One Small Step for PCI; One Giant Leap for Protecting Your Information
Tuesday, August 7th, 2007 at 5:35 pm by Carl Banzhof
Since my last post on PCI legislation, an exciting development has emerged.
On Monday, Computerworld reported some exciting statistics regarding adoption rates of the PCI DSS among Level I and Level II merchants. According to VISA, 96% of the largest organizations that accept debit and credit cards have stopped storing magnetic stripe information in their systems.
This move validates the overall heightened awareness of loss of personal information witnessed by consumers, as well by those organizations responsible for collecting and storing this information. What’s the clear message in all of this? Steps must be taken to protect the data that customers trust merchants with or else end up like another poster child for data loss. Can you say TJX?
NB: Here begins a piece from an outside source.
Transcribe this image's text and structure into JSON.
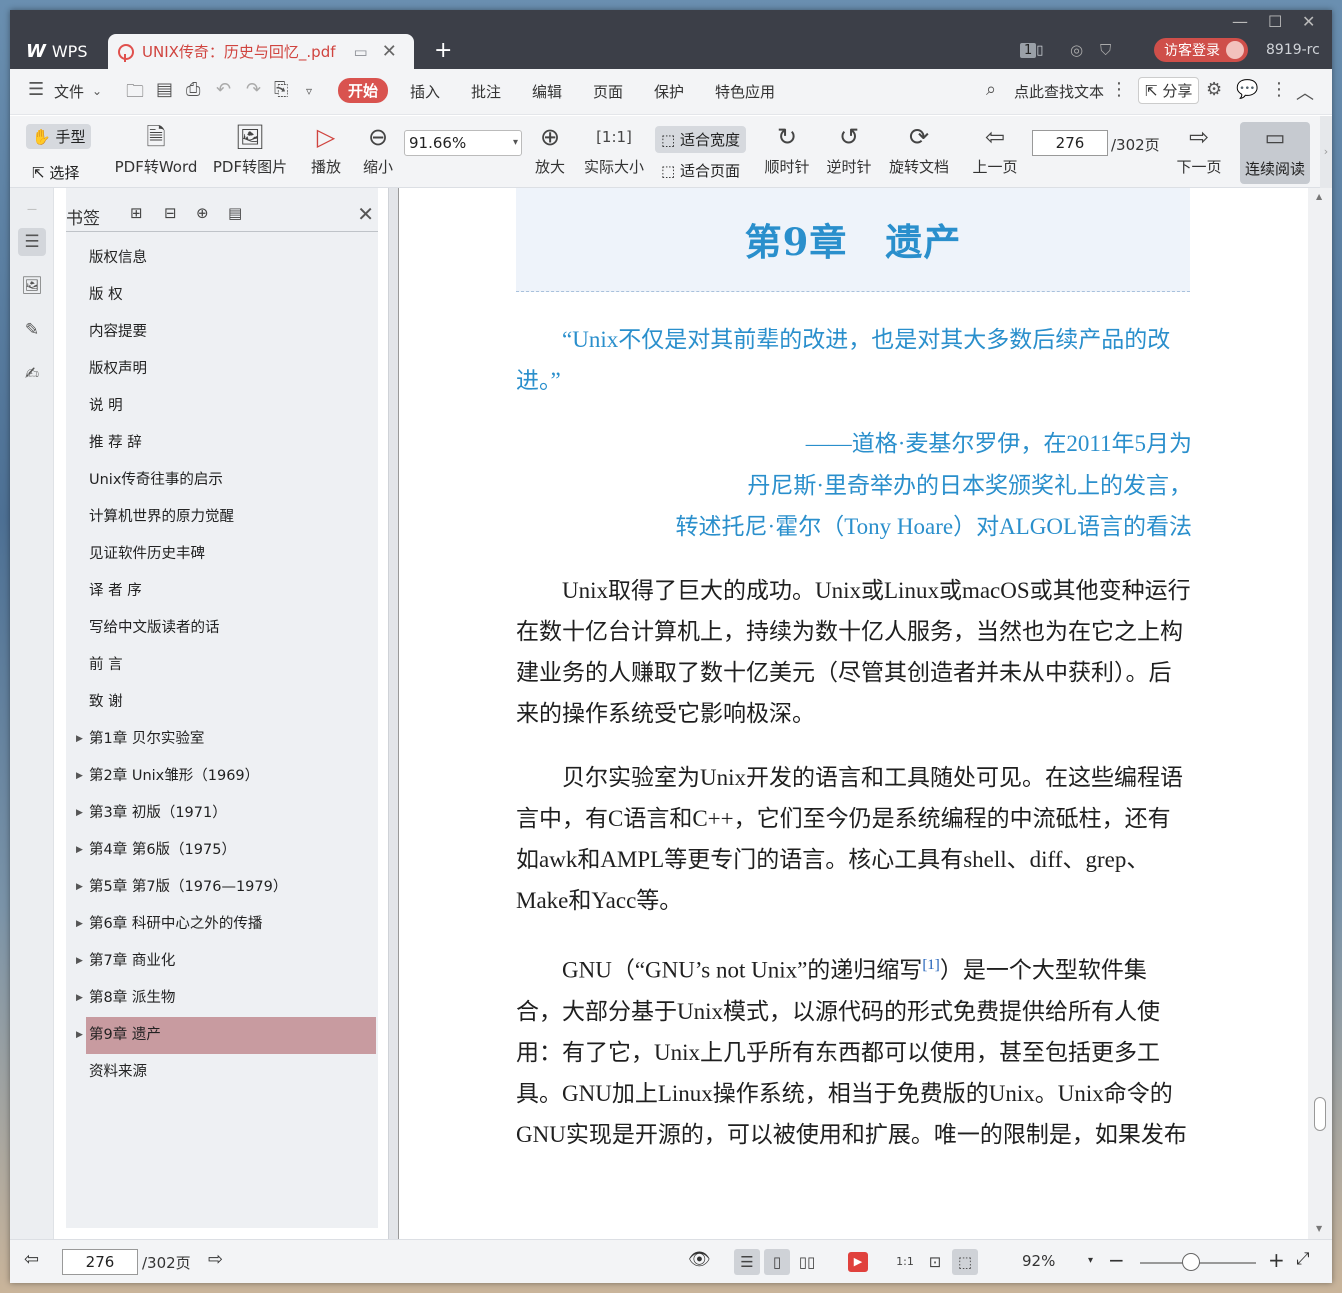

A couple of weeks ago, I spoke at a CIO event in Los Angeles and my presentation included data loss. While doing research for this presentation I looked up the latest statistics for data loss at attrition.org. It blew me away to discover that in June and July of this year more than 5.5 million pieces of PII (Personally Identifiable Information) were lost!
While VISA and the PCI Gang are making great strides at getting organizations closer to compliance, can they move fast enough? Is the PCI standard stringent enough to help reduce this onslaught of information loss? If my two-month statistics are any indicator, it would seem the answer is that there is more work to be done. However, my gut instinct says that PCI is a great step towards good security protocol at every organization regardless of merchant status and will continue to pay benefits in the long run.
- Posted in CSO / Risk Management
I couldn’t agree with you more that PCI is a great stride in the right direction for data protection.
I read a stat the other day that there is currently ~800MB of personal data stored in electronic form for every person in the world. It’s hard to imagine how many locations this data is being stored and how (if) it is being protected.